7. The Inescapability of Mystery
- Dr. Sproul states there is "no satisfactory logical explanation for the sin of Adam."
- "This one perplexes the greatest minds of history, but it's the one that the Church has always taken—that man's disposition was only to the good, yet he chose evil... That's where I have to locate the mystery." (21:21)
8. Turning the Table: The Problem of Good
- Sproul points out the irony that, for evil to be a problem, good must exist first.
- "The problem of the existence of evil is one of the overwhelming testimonies to the existence of God." (22:25)
- Evil is always defined as a privation or lack of good—dependent on a standard of goodness provided by God.
9. The Limitations of Atheism/Nihilism
- If one tries to solve the problem by denying the reality of good (and hence evil), one is left with nihilism—a bleak conclusion.
- Most critics inadvertently borrow the concept of good from the theistic worldview to launch their objection.
10. Final Defense for Christian Apologetics
- Christians should admit the full weight and seriousness of the problem, not dismiss it.
- However, the existence of evil points to a transcendent standard—a necessary precondition for even talking about evil.
- Ultimately, while Christianity struggles with the question, atheism must explain how good and evil can be real at all.
Notable Quotes & Memorable Moments
- "There is no ultimate problem of evil unless there is first ultimate goodness." (B, 00:13)
- "In my opinion, no one as yet has been able to adequately answer this question from a Christian perspective. So the first thing... a Christian must do... is... respond by saying, 'I don't know the answer to this question,' and acknowledge the seriousness of the question." (B, 02:17)
- "To err is human because we're finite by definition. We're not all powerful, we're not all wise. We are not all the things that God are." (B, 09:20)
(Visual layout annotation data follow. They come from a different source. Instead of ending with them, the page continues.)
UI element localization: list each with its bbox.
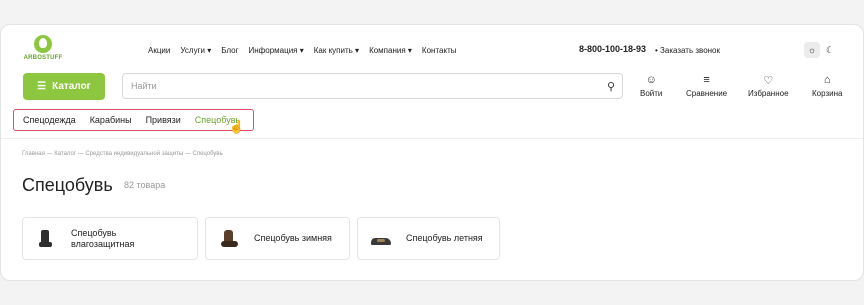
nav-item-contacts[interactable]: Контакты	[422, 46, 457, 55]
user-icon: ☺	[645, 74, 657, 86]
compare-button[interactable]: ≡ Сравнение	[686, 74, 727, 98]
nav-item-blog[interactable]: Блог	[221, 46, 238, 55]
nav-item-information[interactable]: Информация ▾	[249, 46, 304, 55]
search-icon[interactable]: ⚲	[607, 80, 615, 93]
dropdown-arrow-icon: ▾	[355, 46, 360, 55]
heart-icon: ♡	[763, 75, 774, 87]
sun-icon[interactable]: ☼	[804, 42, 820, 58]
breadcrumb-home[interactable]: Главная	[22, 151, 45, 157]
logo[interactable]: ARBOSTUFF	[21, 35, 65, 61]
divider	[1, 138, 863, 139]
logo-text: ARBOSTUFF	[23, 55, 63, 61]
favorites-button[interactable]: ♡ Избранное	[748, 74, 789, 98]
breadcrumb-ppe[interactable]: Средства индивидуальной защиты	[85, 151, 183, 157]
hand-cursor-icon: ☝	[229, 120, 244, 134]
subcategory-label: Спецобувь летняя	[406, 233, 483, 243]
subcategory-label: Спецобувь зимняя	[254, 233, 332, 243]
nav-item-how-to-buy[interactable]: Как купить ▾	[314, 46, 359, 55]
tab-carabiners[interactable]: Карабины	[90, 115, 132, 125]
logo-icon	[34, 35, 52, 53]
cart-button[interactable]: ⌂ Корзина	[812, 74, 842, 98]
page-title: Спецобувь	[22, 175, 113, 195]
search-placeholder: Найти	[131, 81, 157, 91]
breadcrumb-catalog[interactable]: Каталог	[54, 151, 76, 157]
breadcrumb: Главная — Каталог — Средства индивидуаль…	[22, 151, 223, 157]
menu-icon: ☰	[37, 81, 47, 92]
tab-harnesses[interactable]: Привязи	[146, 115, 181, 125]
nav-item-company[interactable]: Компания ▾	[369, 46, 412, 55]
product-count: 82 товара	[124, 180, 166, 190]
subcategory-card-winter[interactable]: Спецобувь зимняя	[205, 217, 350, 260]
page-frame: ARBOSTUFF Акции Услуги ▾ Блог Информация…	[0, 24, 864, 281]
theme-switcher[interactable]: ☼ ☾	[804, 42, 834, 58]
catalog-button-label: Каталог	[52, 81, 91, 92]
rubber-boot-icon	[35, 229, 57, 248]
nav-item-promotions[interactable]: Акции	[148, 46, 170, 55]
moon-icon[interactable]: ☾	[826, 45, 834, 56]
catalog-button[interactable]: ☰ Каталог	[23, 73, 105, 100]
subcategory-card-summer[interactable]: Спецобувь летняя	[357, 217, 500, 260]
top-navigation: Акции Услуги ▾ Блог Информация ▾ Как куп…	[148, 46, 456, 55]
summer-shoe-icon	[370, 230, 392, 248]
login-button[interactable]: ☺ Войти	[640, 74, 662, 98]
dropdown-arrow-icon: ▾	[407, 46, 412, 55]
dot-icon: •	[655, 46, 658, 55]
nav-item-services[interactable]: Услуги ▾	[180, 46, 211, 55]
compare-icon: ≡	[703, 74, 710, 86]
cart-icon: ⌂	[823, 74, 831, 86]
callback-link[interactable]: • Заказать звонок	[655, 46, 720, 55]
subcategory-card-waterproof[interactable]: Спецобувь влагозащитная	[22, 217, 198, 260]
tab-workwear[interactable]: Спецодежда	[23, 115, 76, 125]
winter-boot-icon	[218, 229, 240, 248]
dropdown-arrow-icon: ▾	[207, 46, 212, 55]
breadcrumb-current: Спецобувь	[192, 151, 223, 157]
dropdown-arrow-icon: ▾	[299, 46, 304, 55]
phone-number[interactable]: 8-800-100-18-93	[579, 44, 646, 54]
category-tabs: Спецодежда Карабины Привязи Спецобувь	[13, 109, 254, 131]
subcategory-label: Спецобувь влагозащитная	[71, 227, 135, 249]
search-input[interactable]: Найти ⚲	[122, 73, 623, 99]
- "You can't demand that [God] creates a perfect world. But if God is moral, if He is righteous, we can make the demand that God create the best of all possible worlds." (B, 11:32)
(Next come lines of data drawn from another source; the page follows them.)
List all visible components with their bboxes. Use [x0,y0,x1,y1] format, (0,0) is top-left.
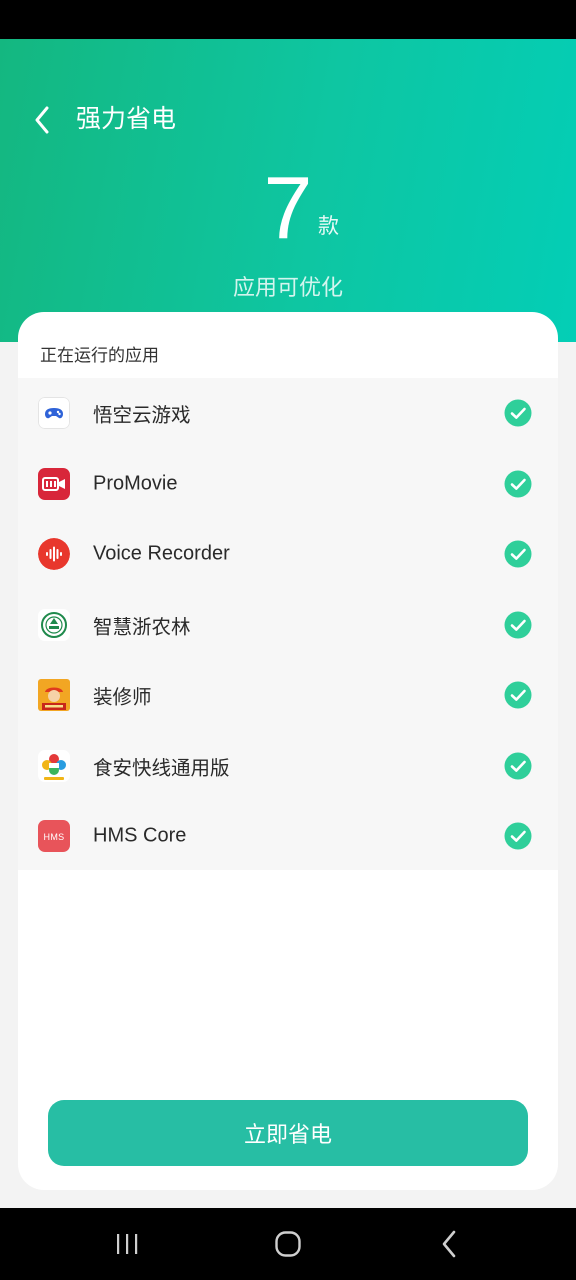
check-circle-icon[interactable] [504,681,532,709]
save-power-button[interactable]: 立即省电 [48,1100,528,1166]
section-title: 正在运行的应用 [40,346,159,366]
app-row[interactable]: 智慧浙农林 [18,590,558,661]
check-circle-icon[interactable] [504,822,532,850]
app-row[interactable]: 装修师 [18,660,558,731]
back-button[interactable] [22,98,62,142]
recents-icon [117,1234,138,1254]
running-apps-card: 正在运行的应用 悟空云游戏 ProMovie Voice Recorder 智慧… [18,312,558,1190]
app-name: 智慧浙农林 [93,615,191,639]
check-circle-icon[interactable] [504,540,532,568]
navigation-bar [0,1208,576,1280]
promovie-icon [38,467,70,500]
back-icon [442,1230,456,1258]
status-bar [0,0,576,39]
app-name: 悟空云游戏 [93,403,191,427]
svg-text:HMS: HMS [44,832,65,842]
optimizable-count: 7 [263,158,313,257]
app-name: HMS Core [93,824,187,847]
app-name: Voice Recorder [93,542,230,565]
home-button[interactable] [253,1208,323,1280]
page-title: 强力省电 [76,104,177,133]
app-row[interactable]: ProMovie [18,449,558,520]
app-row[interactable]: Voice Recorder [18,519,558,590]
check-circle-icon[interactable] [504,611,532,639]
shian-kuaixian-icon [38,749,70,782]
check-circle-icon[interactable] [504,470,532,498]
app-list: 悟空云游戏 ProMovie Voice Recorder 智慧浙农林 装修师 … [18,378,558,870]
hms-core-icon: HMS [38,820,70,853]
screen: 强力省电 7 款 应用可优化 正在运行的应用 悟空云游戏 ProMovie Vo… [0,0,576,1280]
app-row[interactable]: HMS HMS Core [18,801,558,872]
app-name: 食安快线通用版 [93,756,230,780]
check-circle-icon[interactable] [504,399,532,427]
wukong-cloud-game-icon [38,397,70,430]
count-description: 应用可优化 [232,276,343,301]
nav-back-button[interactable] [414,1208,484,1280]
home-icon [275,1231,301,1257]
app-name: 装修师 [93,685,152,709]
count-unit: 款 [318,214,339,238]
app-row[interactable]: 食安快线通用版 [18,731,558,802]
zhihui-zhenonglin-icon [38,608,70,641]
chevron-left-icon [35,106,49,134]
check-circle-icon[interactable] [504,752,532,780]
app-name: ProMovie [93,472,178,495]
voice-recorder-icon [38,538,70,571]
zhuangxiushi-icon [38,679,70,712]
recents-button[interactable] [92,1208,162,1280]
app-row[interactable]: 悟空云游戏 [18,378,558,449]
- "There's no satisfactory logical explanation for the sin of Adam... That's where I have to locate the mystery." (B, 21:21)
- "The problem of the existence of evil is one of the overwhelming testimonies to the existence of God. That's the irony of this argument, because there can't be a problem of evil unless there's first a problem of the good." (B, 22:25)
- "If you really think that evil exists, then you have a problem of explaining how evil can exist apart from the good. Ultimately, the only way you can account for ultimate goodness is in God." (B, 23:45)
Timestamps for Key Segments
- 00:05–00:33: Framing the Problem of Evil
- 01:42–03:35: Historical objections; the theodicy explained
- 07:00–13:11: Leibniz's distinctions and argument dissected
- 14:10–16:24: Sproul’s critique of Leibniz and the biblical implications
- 16:24–19:50: The insufficiency of free will answers
- 21:21: The mystery at the heart of Adam’s fall
- 22:25–24:02: The “problem of good”; evil as testimony to God’s existence
- 23:45: Final argument—that atheism cannot meaningfully define evil without presupposing good
Conclusion
Dr. Sproul doesn’t shy from the intellectual and existential weight of the problem of evil—he insists Christians acknowledge its difficulty and resist simplistic answers. He critiques various theodicies, acknowledges the limits of human reason, and ultimately argues that the reality of evil paradoxically points us back to the need for a transcendent standard—God Himself.
Listeners are left not with easy answers, but with permission to embrace the mystery, humility in the face of the question, and confidence that even this toughest of objections does not undercut, but in many ways presumes, the reality of God.